Keywords: acute lung injury; c-abl gene; cytoskeleton; endothelium; imatinib; respiratory distress syndrome, adult; sepsis.

© 2015 American Heart Association, Inc.

Figures

Figure 1. Abl Family Kinase Domain Organization

The Abl Kinase Family is composed of c-Abl and Arg. SH3 - Src Homology 3, SH2 – Src Homology 2, Pro – Proline BD – binding domain, MT – microtubule. Triangles indicate major regulatory phosphorylation sites. Similar figures are availble in comprehensive reviews of Abl family kinase regulation.

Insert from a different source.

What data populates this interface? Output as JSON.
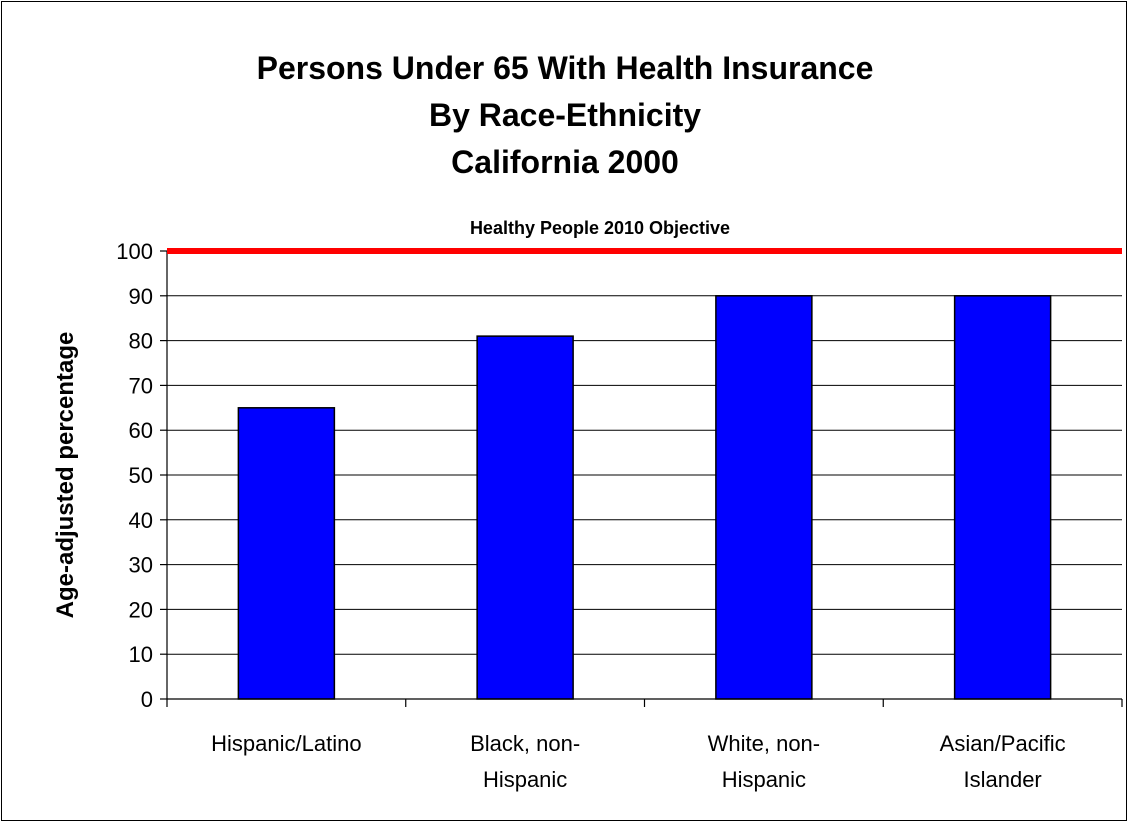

Figure 2. Barrier Disruptive and Barrier Protective Pathways of Abl Family Kinases in Endothelial Cytoskeletal Dynamics

Published data indicated that Abl family kinases play both barrier disruptive (A) and barrier protective (B) roles in cellular signaling pathways that mediate endothelial permeability (details described in text). For the sake of clarity this figure is not drawn to size. S1P – Sphingosine 1-Phosphate, S1PR1 – S1P Receptor 1, MLCK – Myosin Light Chain Kinase, CTTN – Cortactin, VEGF – Vascular Endothelial Growth Factor, VEGFR2 – VEGF Receptor 2, VE-Cad – Vascular Endothelial Cadherin, Vascular Endothelial Cellular Adhesion Molecule 1 – VCAM-1, Protease Activated Receptor 1 – PAR-1, Histamine Receptor 1 (H1), Inositol 3-Phosphate – IP3, IP3 Receptor – IP3R, PLCγ – Phospholipase C Gamma - Reactive Oxygen Species – ROS, Glutathione peroxidase 1 – GPx1, LPS – Lipopolysaccharide, Toll Like Receptor 4 – TLR, H2O2 – Hydrogen Peroxide, Ca2+ - Calcium, NFκB – Nuclear Factor Kappa B, GPCR – G Protein Coupled Receptor, FA – Focal Adhesion.